In the years leading up to retirement, Canadians start dreaming about how and where they would like to live once they are retired. For some, that could involve a move out of Canada, either for part of the year or full time. As with any investment, the timing of a home purchase can make a big difference for those wanting to retire abroad.

From 2012 to 2017, the Canadian dollar was in a downtrend against the US dollar. For a period of time between 2011 and 2012, the Loonie was at or above par to the Greenback, tempting a number of Canadians to buy homes in destination locations in the US such as Palm Springs, Phoenix and Florida. Once the Canadian dollar dropped, much of that desire to buy dried up.  Early in 2016, the Loonie bottomed out at just below $.69, and recovered somewhat from there. But it wasn’t until the summer of 2017 that the Loonie finally got some legs and decisively broke through the $.80 barrier.

So how has the Canadian dollar fared against other global currencies? We have taken a close look at the currencies of countries that are popular retirement destinations for Canadians (as of September 8, 2017). 

British Pound:  Of the currencies we looked at, the C$ has had the best two year move against the Pound. Over the past year, the C$ has appreciated 7.2% against the British currency, but more pronounced is the two-year appreciation of 26.8%.

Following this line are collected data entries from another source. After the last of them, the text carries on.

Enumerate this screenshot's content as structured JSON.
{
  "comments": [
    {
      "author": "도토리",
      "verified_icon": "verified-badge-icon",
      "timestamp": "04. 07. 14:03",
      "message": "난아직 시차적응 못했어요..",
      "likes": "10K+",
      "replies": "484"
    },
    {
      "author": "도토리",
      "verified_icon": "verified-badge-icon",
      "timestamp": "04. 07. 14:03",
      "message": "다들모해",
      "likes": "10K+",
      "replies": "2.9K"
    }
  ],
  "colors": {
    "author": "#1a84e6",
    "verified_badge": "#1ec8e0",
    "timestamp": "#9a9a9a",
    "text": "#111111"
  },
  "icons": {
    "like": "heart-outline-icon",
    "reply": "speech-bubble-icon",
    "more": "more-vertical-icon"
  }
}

Costa Rican Colon: The C$ has appreciated considerably against the Costa Rican currency as well. Over the past year, it is up 13.7% and over the past two years, the C$ is up 18.5%. In practical terms, however, foreigners generally use the U.S. dollar.

Mexican Peso:  The third best result for the C$ has been against the Mexican Peso. Over the past year, the C$ is essentially flat, but over the past two years, it is up 14.7%. This currency has been particularly volatile due to factors such as Donald Trump’s proposal to build a wall along the border and the potential renegotiation of NAFTA.

Belizean Dollar: The next best appreciation for our currency is against the Belizean Dollar: In the last year, it is up 8.5%, and up 9.7% over the last two years.           

U.S. Dollar: As mentioned above, this is the currency we all watch the most as Canadians. The U.S. dollar is also used in popular retirement destinations such as Puerto Rico, El Salvador, US Virgin Islands and Ecuador. The last two years have been a bit of a roller coaster ride, but over the past year, we are up 6.4% and over the past two, 8.7%.

Euro:  The Euro is one of the major currencies of the world. It too has had a bit of a rocky ride vs the US$, however against the C$ it has been relatively stable. The Euro includes the major countries of Europe, including popular retirement destinations such as Malta, Portugal and Spain. Over the past year, the C$ is essentially flat and over the past two years, it is up 1.1% - so relatively flat over the past two years.

Australian Dollar:  It is true that the C$ has been performing well on a global scale, however the Aussie Dollar is the one currency we looked at that has slightly outperformed our Loonie. When we look out over a longer timeframe, the two currencies tend to correlate very closely. Over the past year, the C$ is up 0.9% vs. the Australian Dollar, however over two years, we are actually down 5.4%.